Sam snuggled into his embrace and brought him up-to-date on the latest with the case. “We’ve done all we could today. Now we wait for the lab and to see if the shooters will strike again.”

“I heard about the warning to citizens. Pretty hard-core.”

“Had to be done.”

“You like the gangbanger for the shootings?”

“I don’t know. It doesn’t add up. If he was intent on getting Tamara back, killing her brother would put a damper on the romance. Plus, there’s nothing to indicate he has above-average skills with a gun.”

“True.” His hand made a soothing circle on her back.

“What’ve you done with the boy child?”

“I sent him to take a shower and get his backpack ready for tomorrow.”

“How’d he take that directive?”

“As you might imagine.”

Sam laughed.

“I used to love the first day of school,” Nick said.

“You were one of the dorks who ruined the curve for the rest of us, weren’t you?”

“Maybe.”

“How many times did you make the honor roll?”

“May I decline to answer out of fear of being mocked for the rest of my life?”

She looked up at him. “How. Many. Times?”

“All the times?” he said with a weak smile.

“Oh my God! How did I not know this before I said, ‘I do’?”

“You knew I got an academic scholarship to Harvard. How do you think that happened?”

“I’ve honestly never thought about how, but now that I know, this may be grounds for an annulment.”

“Nice try, babe,” he said with a laugh. “As if I’d ever let you go for any reason, and besides, I think you can only get an annulment before the marriage is consummated. Since we’ve consummated ours about six thousand times, I’d say you’re screwed in more ways than one.”

Sam laughed. “You think you’re so smart.”

“I know I’m smart, and now you know it, too.” Looking down at her, he said, “By the way, that’s twice you’ve mentioned leaving me in one twenty-four-hour period. Should I be worried?”
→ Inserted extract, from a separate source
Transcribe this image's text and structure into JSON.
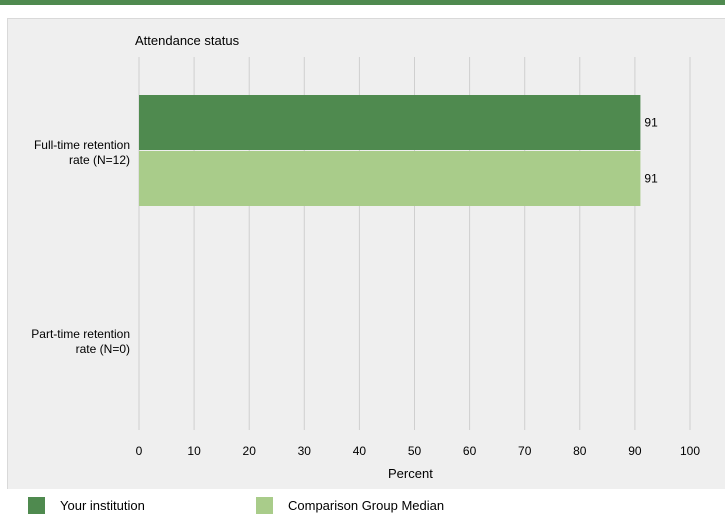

“Not even kinda.” She closed her eyes, laid her head on his chest and let out a deep breath, relieved to be back in his arms after a hellish day.

He always made her feel better, even when boasting about his impressive academic record.

“If we ever have biological kids, do you think they’ll get my school brains or yours? ”

Only because she was pressed so tightly against him did she feel his entire body go rigid over the fraught subject of babies.

“I don’t know,” he said. “Hopefully, we’ll get the chance to find out.”

“What if we have a kid who’s like me? A classic underachiever in school. Wouldn’t that make you crazy?”

“Not at all. I’d be so in love with any kid of ours that I’d be more afraid of spoiling him or her rotten than what kind of grades they get.”

As usual, he said the perfect thing. “That’s good to know.”

“Anything you want to tell me, babe?”